Even the two certified billionaires in the Democratic race have expressed support for raising taxes on the ultra-wealthy. “I’ve been for a wealth tax for over a year,” Tom Steyer said during the debate. Michael R. Bloomberg, who did not appear at the debate, said at a campaign event in Phoenix three weeks ago that while a wealth tax of the variety proposed by Warren or Sanders “just doesn’t work,” he supports “taxing wealthy people like me.”

Sanders has proposed a graduated tax on net worth starting at 1 percent on wealth above $32 million for a married couple, rising in steps to 8 percent on wealth over $10 billion.

Both proposals would raise trillions of dollars over a decade. Both also are designed explicitly to break up big family hoards. Sanders says that under his plan, “the wealth of billionaires would be cut in half over 15 years which would substantially break up the concentration of wealth and power of this small privileged class.”

And in the words of Emmanuel Saez and Gabriel Zucman, the UC Berkeley economists who are advisers to Warren on her wealth tax plan, “if the rich have to pay a percentage of their wealth in taxes each year, it makes it harder for them to maintain or grow their wealth.”

On the other side of the debate are commentators such as Erskine Bowles, a White House chief of staff under Bill Clinton, and Henry Paulson, a treasury secretary under George W. Bush, who called the wealth tax proposals “wishful thinking” in a recent op-ed and lumped it together with proposals such as universal health care (“Medicare for All”) as policies that are “fundamentally misguided and would result in economically harmful outcomes that could put our economy on an unstable and precarious path.”

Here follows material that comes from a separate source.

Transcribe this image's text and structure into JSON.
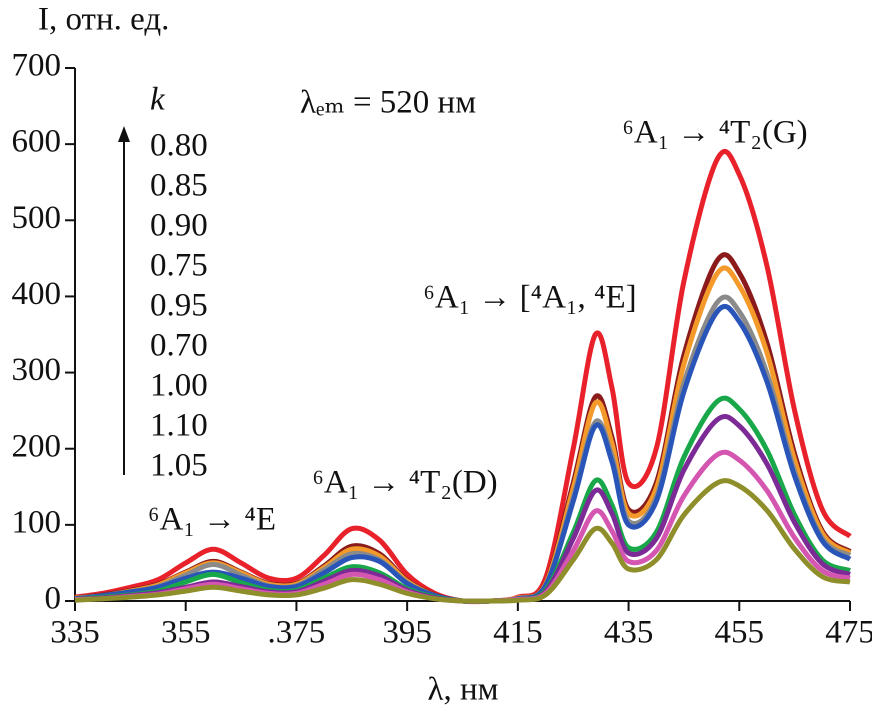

Skepticism about the extreme wealth disparity isn’t a new phenomenon. Given the passage of time, and social and economic evolution, it’s difficult to pin down how the wealth inequality that has developed in this country compares to that of bygone eras and distant climes. But in 1929, according to historian William E. Leuchtenburg, 36,000 families — the top 0.1 percent of that era — received as much income as the bottom 12 million households, or 42 percent.)

The extreme concentration of wealth in the United States in the late 1800s and again in the 1920s were major contributors to recurrent economic slumps and market crashes — once known as “panics” — climaxing with the crash of 1929 and the Great Depression.

Those crises led to two congressional investigations early in the last century, in which lawmakers tried to hold the millionaire nabobs of those eras responsible.

Can anyone really dispute that the level of wealth held by the richest Americans today has reached absurd levels? The wealthiest individual in America, Amazon founder Jeff Bezos, is worth $114 billion, according to the 2019 Forbes ranking of the 400 richest Americans. This is a sum that defeats efforts at human comprehension, but let’s try. If Bezos spent $100 million a year on himself, it would take him 1,140 years to spend it all.